A Decade in Review for Investigations


Before we speed into 2020, let’s take a moment to look back on the last decade in the world of workplace investigations.   The context in which investigations occur and the profession have evolved over the past ten years.

On January 1, 2010, the country ws still feeling the immediate impacts of the Great Recession.  The Dow Jones Industrial Average closed at 10,428.05 on December 31, 2009.  As the decade came to a close last month, the Dow was at 28,462.14.  The unemployment rate in December 2009 was 9.9%; in November 2019, it was 3.5%.  While these overall economic indicators have strengthened in the last ten years, the conditions that lead to discord, discrimination, and retaliation in the workplace largely remain and the awareness of their potential impacts has expanded.

In 2010, employer’s use of outside investigators to look into employee complaints and misconduct was limited.  As a matter of fact, the professional association for workplace investigators, the Association of Workplace Investigators (AWI), was founded in 2009, with a majority of membership in California at that time.    Over the past decade, it has become more common, and a best practice, to rely on an independent third party to investigate serious allegations of employee misconduct.  This increase has resulted in more professionals who are experienced and skilled in this work across the globe.  Today, AWI has over 1,000 members in the United States, Canada, Australia, Europe and beyond.

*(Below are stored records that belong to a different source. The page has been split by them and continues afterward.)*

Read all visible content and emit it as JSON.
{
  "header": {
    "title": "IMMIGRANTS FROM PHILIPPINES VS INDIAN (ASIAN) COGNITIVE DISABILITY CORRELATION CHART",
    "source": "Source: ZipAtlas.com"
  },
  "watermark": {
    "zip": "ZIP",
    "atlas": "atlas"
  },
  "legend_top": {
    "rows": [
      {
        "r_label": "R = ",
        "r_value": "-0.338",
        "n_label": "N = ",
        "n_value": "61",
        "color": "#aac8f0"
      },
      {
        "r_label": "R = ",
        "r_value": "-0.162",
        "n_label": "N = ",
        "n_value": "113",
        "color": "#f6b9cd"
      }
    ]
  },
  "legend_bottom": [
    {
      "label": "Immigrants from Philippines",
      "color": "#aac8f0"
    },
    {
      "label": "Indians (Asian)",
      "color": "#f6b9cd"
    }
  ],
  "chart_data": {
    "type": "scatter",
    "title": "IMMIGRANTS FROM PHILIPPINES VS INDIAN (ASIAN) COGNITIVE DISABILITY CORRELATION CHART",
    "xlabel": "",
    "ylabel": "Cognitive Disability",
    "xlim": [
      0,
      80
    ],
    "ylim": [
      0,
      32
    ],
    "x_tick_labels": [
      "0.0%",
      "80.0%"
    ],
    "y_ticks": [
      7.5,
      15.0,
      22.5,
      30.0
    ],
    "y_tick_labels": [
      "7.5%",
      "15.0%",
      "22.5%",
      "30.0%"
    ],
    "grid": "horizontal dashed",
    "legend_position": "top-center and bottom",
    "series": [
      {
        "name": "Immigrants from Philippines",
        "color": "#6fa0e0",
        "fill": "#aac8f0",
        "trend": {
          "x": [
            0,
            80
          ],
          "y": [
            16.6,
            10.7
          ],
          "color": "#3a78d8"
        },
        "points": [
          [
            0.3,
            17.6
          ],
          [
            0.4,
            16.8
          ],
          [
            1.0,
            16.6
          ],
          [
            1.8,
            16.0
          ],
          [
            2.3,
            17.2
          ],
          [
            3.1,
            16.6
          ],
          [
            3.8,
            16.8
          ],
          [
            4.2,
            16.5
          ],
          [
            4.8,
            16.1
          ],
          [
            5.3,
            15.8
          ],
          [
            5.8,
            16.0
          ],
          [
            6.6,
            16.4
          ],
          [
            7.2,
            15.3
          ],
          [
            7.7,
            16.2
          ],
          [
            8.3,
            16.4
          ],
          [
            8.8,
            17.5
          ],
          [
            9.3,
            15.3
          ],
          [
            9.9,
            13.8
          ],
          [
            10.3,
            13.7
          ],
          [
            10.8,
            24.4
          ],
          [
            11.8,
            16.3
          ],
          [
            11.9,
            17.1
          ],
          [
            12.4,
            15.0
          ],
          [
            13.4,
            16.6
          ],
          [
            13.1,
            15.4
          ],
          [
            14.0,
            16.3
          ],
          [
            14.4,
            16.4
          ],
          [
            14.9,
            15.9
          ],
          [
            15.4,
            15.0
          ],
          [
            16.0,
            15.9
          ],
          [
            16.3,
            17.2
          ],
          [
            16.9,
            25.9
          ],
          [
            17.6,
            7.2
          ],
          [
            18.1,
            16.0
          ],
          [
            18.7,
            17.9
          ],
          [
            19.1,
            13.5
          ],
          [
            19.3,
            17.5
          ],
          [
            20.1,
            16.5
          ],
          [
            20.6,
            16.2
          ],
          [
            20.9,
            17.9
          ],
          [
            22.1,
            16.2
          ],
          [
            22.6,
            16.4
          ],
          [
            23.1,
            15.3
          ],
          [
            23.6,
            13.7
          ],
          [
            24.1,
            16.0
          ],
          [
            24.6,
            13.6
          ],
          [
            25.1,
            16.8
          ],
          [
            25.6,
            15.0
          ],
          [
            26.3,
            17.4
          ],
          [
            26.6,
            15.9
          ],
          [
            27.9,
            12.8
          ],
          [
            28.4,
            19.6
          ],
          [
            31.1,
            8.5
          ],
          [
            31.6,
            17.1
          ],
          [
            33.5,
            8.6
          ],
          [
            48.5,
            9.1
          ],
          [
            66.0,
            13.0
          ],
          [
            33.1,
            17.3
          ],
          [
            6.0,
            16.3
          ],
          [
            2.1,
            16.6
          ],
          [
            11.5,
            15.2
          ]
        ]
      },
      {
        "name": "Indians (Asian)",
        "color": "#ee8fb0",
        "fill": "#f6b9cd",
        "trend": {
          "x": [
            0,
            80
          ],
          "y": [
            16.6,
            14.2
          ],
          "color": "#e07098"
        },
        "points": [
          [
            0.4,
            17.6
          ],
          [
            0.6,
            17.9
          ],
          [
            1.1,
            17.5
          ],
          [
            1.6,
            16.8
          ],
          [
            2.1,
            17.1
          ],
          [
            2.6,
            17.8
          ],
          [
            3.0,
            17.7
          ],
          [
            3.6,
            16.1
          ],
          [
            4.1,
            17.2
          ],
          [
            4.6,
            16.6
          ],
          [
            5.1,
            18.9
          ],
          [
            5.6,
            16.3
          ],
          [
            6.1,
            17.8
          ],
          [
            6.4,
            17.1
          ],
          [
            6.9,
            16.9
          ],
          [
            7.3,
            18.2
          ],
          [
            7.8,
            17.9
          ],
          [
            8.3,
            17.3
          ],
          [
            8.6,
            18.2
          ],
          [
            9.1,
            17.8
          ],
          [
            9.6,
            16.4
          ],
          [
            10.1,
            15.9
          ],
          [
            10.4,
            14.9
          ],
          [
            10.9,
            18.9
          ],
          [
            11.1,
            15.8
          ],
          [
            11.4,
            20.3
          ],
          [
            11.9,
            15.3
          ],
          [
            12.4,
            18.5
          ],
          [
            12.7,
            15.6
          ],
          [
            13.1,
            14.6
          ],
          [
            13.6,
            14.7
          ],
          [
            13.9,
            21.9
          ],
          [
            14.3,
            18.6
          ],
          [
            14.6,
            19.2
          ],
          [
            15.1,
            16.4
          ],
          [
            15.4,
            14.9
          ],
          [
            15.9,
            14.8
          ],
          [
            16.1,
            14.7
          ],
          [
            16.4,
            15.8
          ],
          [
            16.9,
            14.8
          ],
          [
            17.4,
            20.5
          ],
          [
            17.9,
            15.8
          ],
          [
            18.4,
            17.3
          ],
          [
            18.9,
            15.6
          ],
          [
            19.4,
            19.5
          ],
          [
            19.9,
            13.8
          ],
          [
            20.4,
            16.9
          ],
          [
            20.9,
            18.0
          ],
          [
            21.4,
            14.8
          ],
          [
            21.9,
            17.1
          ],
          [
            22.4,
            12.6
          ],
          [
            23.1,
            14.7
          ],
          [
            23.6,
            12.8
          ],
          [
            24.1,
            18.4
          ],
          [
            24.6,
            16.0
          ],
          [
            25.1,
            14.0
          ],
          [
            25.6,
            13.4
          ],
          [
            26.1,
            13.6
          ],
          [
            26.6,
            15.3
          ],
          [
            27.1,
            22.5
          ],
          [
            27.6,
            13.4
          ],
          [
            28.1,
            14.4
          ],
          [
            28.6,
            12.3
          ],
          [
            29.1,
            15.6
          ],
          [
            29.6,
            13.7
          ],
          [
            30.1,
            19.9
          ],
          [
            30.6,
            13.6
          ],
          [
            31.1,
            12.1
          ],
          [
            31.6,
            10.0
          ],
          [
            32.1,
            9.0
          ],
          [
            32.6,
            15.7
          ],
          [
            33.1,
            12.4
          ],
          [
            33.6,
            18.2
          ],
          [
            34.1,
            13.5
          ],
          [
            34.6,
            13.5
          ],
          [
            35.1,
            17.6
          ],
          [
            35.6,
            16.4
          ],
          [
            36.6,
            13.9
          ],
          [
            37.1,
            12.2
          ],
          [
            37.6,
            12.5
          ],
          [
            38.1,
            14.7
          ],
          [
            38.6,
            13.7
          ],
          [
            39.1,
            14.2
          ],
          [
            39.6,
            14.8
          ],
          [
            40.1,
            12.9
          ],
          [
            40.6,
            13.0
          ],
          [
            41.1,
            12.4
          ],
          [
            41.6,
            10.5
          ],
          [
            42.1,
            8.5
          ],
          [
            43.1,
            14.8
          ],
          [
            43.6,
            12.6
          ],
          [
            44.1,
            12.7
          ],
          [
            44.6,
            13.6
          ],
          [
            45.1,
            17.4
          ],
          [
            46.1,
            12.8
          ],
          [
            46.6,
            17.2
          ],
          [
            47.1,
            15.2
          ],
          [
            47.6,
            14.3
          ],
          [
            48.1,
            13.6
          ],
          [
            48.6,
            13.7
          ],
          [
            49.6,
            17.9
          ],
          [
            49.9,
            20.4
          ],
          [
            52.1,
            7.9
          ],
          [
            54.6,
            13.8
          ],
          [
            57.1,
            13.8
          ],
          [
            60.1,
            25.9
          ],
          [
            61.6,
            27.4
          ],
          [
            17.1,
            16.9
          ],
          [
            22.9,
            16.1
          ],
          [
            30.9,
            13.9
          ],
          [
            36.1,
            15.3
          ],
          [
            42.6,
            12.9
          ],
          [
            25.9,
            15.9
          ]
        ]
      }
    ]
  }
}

Trends in EEOC claims over the decade illustrate an interesting trend.  Actual charges decreased over the decade with 99,922 in 2010 to 76,418 in 2018.  These numbers reflect what has historically been seen, i.e., that overall charges tend to decrease when the economy is in overall better shape. These numbers, however, still reflect tens of thousands of complaints filed in an employment context where we know the overwhelming majority of those who believe they’ve experienced discrimination in the workplace do not file complaints.  They also do not include all filings with state agencies, some of which have seen increases in this same time period.  In short, these traditional measures demonstrate the ongoing need for investigation of traditional complaints.  And, when the numbers are unpacked, they reveal that, despite overall stronger economic numbers and decreases in certain charges, sexual harassment and related retaliation charges have increased in recent years.

Increases in those categories shouldn’t be surprising in light of the public awareness and discussion of sexual harassment in recent years in the wake of #MeToo.  That awareness extends beyond conduct clearly constituting illegal behavior, with employers recognizing the need to investigate complaints that may not lead to legal exposure.  Indeed, a new trend we see is that companies have come to realize issues may require investigation even in the absence of a traditional “complaint.”  Increased research, discussion, and overall awareness of the negative impacts on the bottom line of “bullying” behavior or other precursors to discrimination and harassment has influenced that realization.  Many states have either passed or are considering legislation regulating “bullying” behavior in the workplace, and we expect this trend increasing over the next decade.

And more employers recognize that serious misconduct may be occurring in the absence of any formal complaints.  Employers have good reason to uncover this misconduct for the safety and happiness of their employees.  As the decade progressed, employers also faced increasing risk of judgments in the court of public opinion, often via viral social media campaigns, that have the potential to be far more damaging than any legal settlement or judgment.  There have been numerous examples of share prices dropping precipitously in the wake of public comments about misconduct by company leadership.  Boycotts of products and services have severely impacted company revenue and brand value.  As Rosemary Lally and Brandon Whitehill reflected in a March 2018 Council of Institutional Investors publication, “[p]reviously viewed by many as unavoidable litigation risks, boards of directors have begun to appreciate these problems as potentially seismic events, understanding that they are not limited by time and pose a host of fundamental risks, including risks to the company’s brand and market reputation, its operations, and its shareholder value.” (emphasis added).

Upon reflecting on the last decade, we could recount specific employment law developments touching on investigations (e.g., see our recent blog post on the NLRB’s reversal in December 2019 of its Banner Estrella decision on investigation confidentiality rules, NLRB Decision on Confidentiality, reflect more on the aftermath of #MeToo, or detail prominent cautionary tales from the news.  We’ll continue to do that for you here in our newsletter, our blog, and our personal discussions.  But the main takeaway from the last decade – from the increased awareness and activism around harassment – is that you can never know too much.  What we’ve discussed many times in these pages remains, and is becoming more, true.  Stay curious and proactive.  Consider the human and business impacts well-beyond any narrow legal exposure.  If you do so, the next decade will hopefully be one of successful and supported employees for you and your clients with the added benefit of keeping you out of the courtroom and the news.  We’re here to help you along the way.